Iran approves new measures to rein in press
By Mehrdad Balali
TEHRAN, April 17 (Reuters) - Iran's conservative outgoing parliament
passed new measures on Monday to rein in the liberal press, whose influence
is increasing in the Islamic country. Related satire
The new measures, part of a series of amendments to the press law, came
as Iran's electoral watchdog nullified parliamentary poll results in several
regions, drawing criticism from reformers.
The new rulings ban criticism of the constitution, seen by some in the
liberal press as a hurdle to democratic reforms.
They forbid Iranian publications from receiving ``direct or indirect''
financial support from foreign governments or other entities.
The measures also extend responsibility for press violations to news
writers and commentators, in addition to a publication's director.
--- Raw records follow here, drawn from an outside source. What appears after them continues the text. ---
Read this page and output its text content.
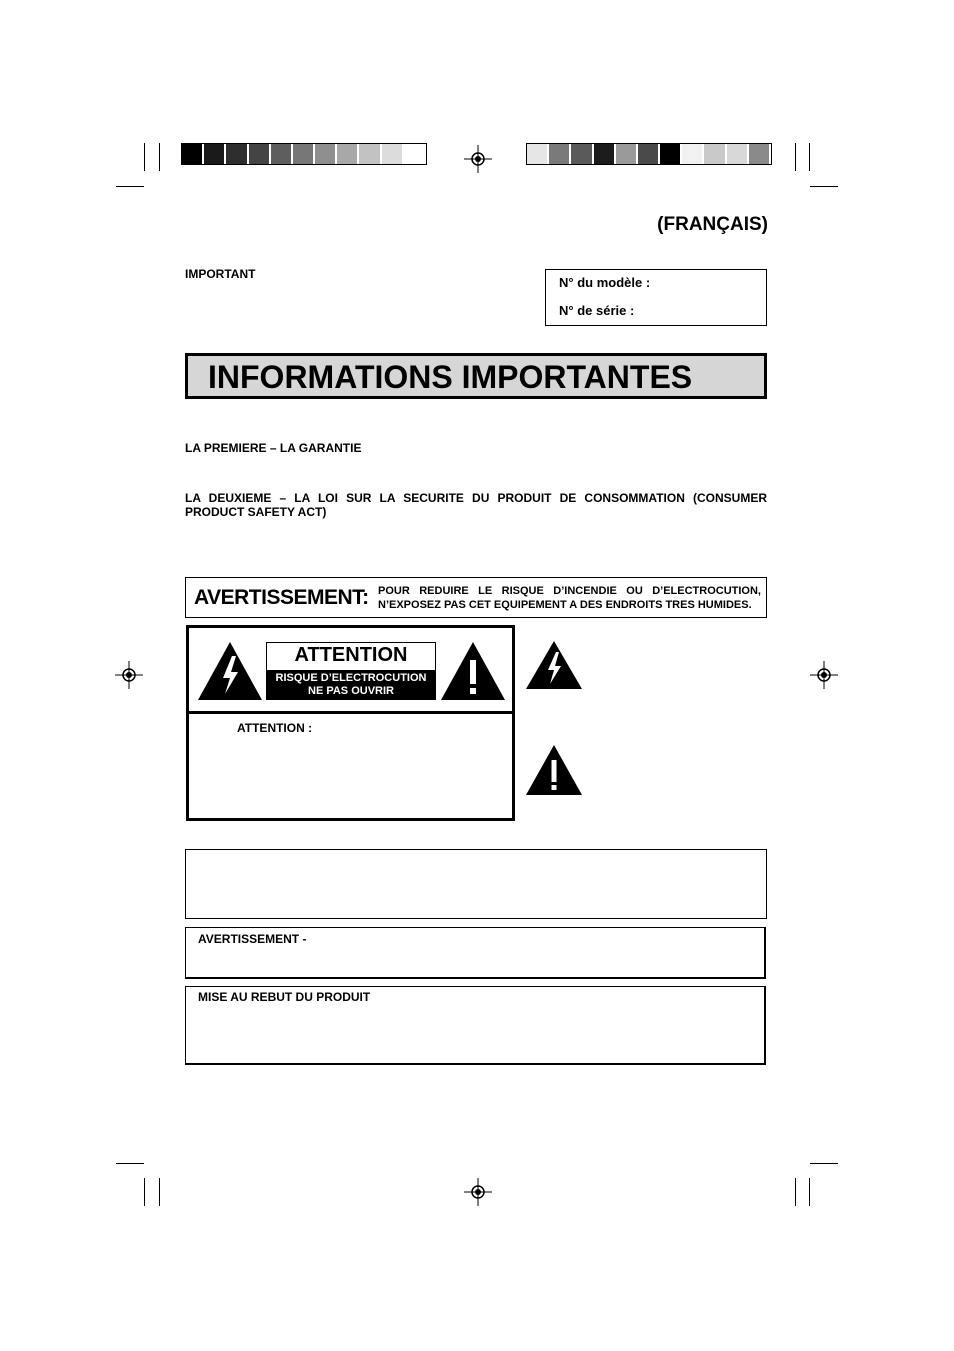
(FRANÇAIS)
IMPORTANT
N° du modèle :
N° de série :
INFORMATIONS IMPORTANTES
LA PREMIERE – LA GARANTIE
LA DEUXIEME – LA LOI SUR LA SECURITE DU PRODUIT DE CONSOMMATION (CONSUMER PRODUCT SAFETY ACT)
AVERTISSEMENT: POUR REDUIRE LE RISQUE D’INCENDIE OU D’ELECTROCUTION, N’EXPOSEZ PAS CET EQUIPEMENT A DES ENDROITS TRES HUMIDES.
ATTENTION
RISQUE D’ELECTROCUTION
NE PAS OUVRIR
ATTENTION :
AVERTISSEMENT -
MISE AU REBUT DU PRODUIT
The parliament will continue debating additional new measures on Tuesday.
Liberal Culture Minister Ataollah Mohajerani and several reformist deputies
attacked parts of the bill, including the proposed ban on press challenges
of the constitution.
The constitution, written after the 1979 Islamic revolution, places
immense powers in the hands of the country's supreme clerical leader at
the expense of its elected president.
``This part of the bill closes doors to any criticism of the constitution
and its amendment. We must have an open atmosphere to debate constitutional
provisions,'' the culture minister told parliament.
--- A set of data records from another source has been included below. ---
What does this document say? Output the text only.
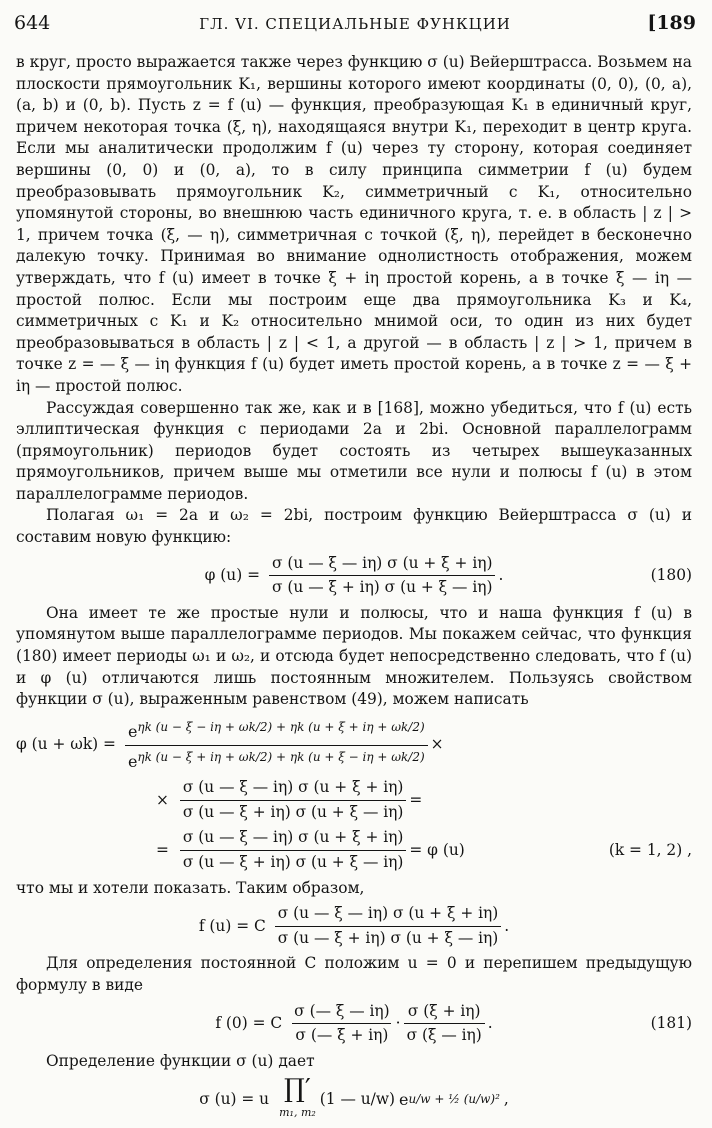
644	ГЛ. VI. СПЕЦИАЛЬНЫЕ ФУНКЦИИ	[189

в круг, просто выражается также через функцию σ (u) Вейерштрасса. Возьмем на плоскости прямоугольник K₁, вершины которого имеют координаты (0, 0), (0, a), (a, b) и (0, b). Пусть z = f (u) — функция, преобразующая K₁ в единичный круг, причем некоторая точка (ξ, η), находящаяся внутри K₁, переходит в центр круга. Если мы аналитически продолжим f (u) через ту сторону, которая соединяет вершины (0, 0) и (0, a), то в силу принципа симметрии f (u) будем преобразовывать прямоугольник K₂, симметричный с K₁, относительно упомянутой стороны, во внешнюю часть единичного круга, т. е. в область | z | > 1, причем точка (ξ, — η), симметричная с точкой (ξ, η), перейдет в бесконечно далекую точку. Принимая во внимание однолистность отображения, можем утверждать, что f (u) имеет в точке ξ + iη простой корень, а в точке ξ — iη — простой полюс. Если мы построим еще два прямоугольника K₃ и K₄, симметричных с K₁ и K₂ относительно мнимой оси, то один из них будет преобразовываться в область | z | < 1, а другой — в область | z | > 1, причем в точке z = — ξ — iη функция f (u) будет иметь простой корень, а в точке z = — ξ + iη — простой полюс.

Рассуждая совершенно так же, как и в [168], можно убедиться, что f (u) есть эллиптическая функция с периодами 2a и 2bi. Основной параллелограмм (прямоугольник) периодов будет состоять из четырех вышеуказанных прямоугольников, причем выше мы отметили все нули и полюсы f (u) в этом параллелограмме периодов.

Полагая ω₁ = 2a и ω₂ = 2bi, построим функцию Вейерштрасса σ (u) и составим новую функцию:

φ $(u) = \frac{\sigma (u — \xi — i\eta) \sigma (u + \xi + i\eta)}{\sigma (u — \xi + i\eta) \sigma (u + \xi — i\eta)}$ .	(180)

Она имеет те же простые нули и полюсы, что и наша функция f (u) в упомянутом выше параллелограмме периодов. Мы покажем сейчас, что функция (180) имеет периоды ω₁ и ω₂, и отсюда будет непосредственно следовать, что f (u) и φ (u) отличаются лишь постоянным множителем. Пользуясь свойством функции σ (u), выраженным равенством (49), можем написать

φ $(u + \omega k) = \frac{e^{\eta k (u - \xi - i\eta + \omega k/2) + \eta k (u + \xi + i\eta + \omega k/2)}}{e^{\eta k (u - \xi + i\eta + \omega k/2) + \eta k (u + \xi - i\eta + \omega k/2)}}$ ×
× $\frac{\sigma (u — \xi — i\eta) \sigma (u + \xi + i\eta)}{\sigma (u — \xi + i\eta) \sigma (u + \xi — i\eta)}$ =
= $\frac{\sigma (u — \xi — i\eta) \sigma (u + \xi + i\eta)}{\sigma (u — \xi + i\eta) \sigma (u + \xi — i\eta)} = \varphi$ (u)	(k = 1, 2) ,

что мы и хотели показать. Таким образом,

f (u) = C $\frac{\sigma (u — \xi — i\eta) \sigma (u + \xi + i\eta)}{\sigma (u — \xi + i\eta) \sigma (u + \xi — i\eta)}$ .

Для определения постоянной C положим u = 0 и перепишем предыдущую формулу в виде

f (0) = C $\frac{\sigma (— \xi — i\eta)}{\sigma (— \xi + i\eta)} \cdot \frac{\sigma (\xi + i\eta)}{\sigma (\xi — i\eta)}$ .	(181)

Определение функции σ (u) дает

σ (u) = u ∏′
m₁, m₂
(1 — u/w) e u/w + ½ (u/w)² ,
``I suppose that the next parliament will correct provisions in this
amendment which restrict the rights and freedoms of the press,'' the minister
later told the state news agency IRNA.
But the majority conservatives defended the motion.
``There is a difference between well-intentioned and ill-intentioned
criticism,'' said a rightist deputy. ``We want to prevent the press from
disturbing public opinion.''
Iran's press law already bans publications from running material deemed
offensive to religious principles.
Reformers have accused their conservative rivals of seeking to take
revenge for their poor showing in parliamentary polls.
The elections in February gave reformers a stronger position in the
new parliament, thanks largely to wide press publicity.
Moderates had urged the outgoing assembly to drop the controversial
bill until the next assembly convenes on May 28.
Parliamentary approval of the outline of the bill last summer led to
student unrest and street riots. The assembly in January postponed the
second reading of the bill for three months.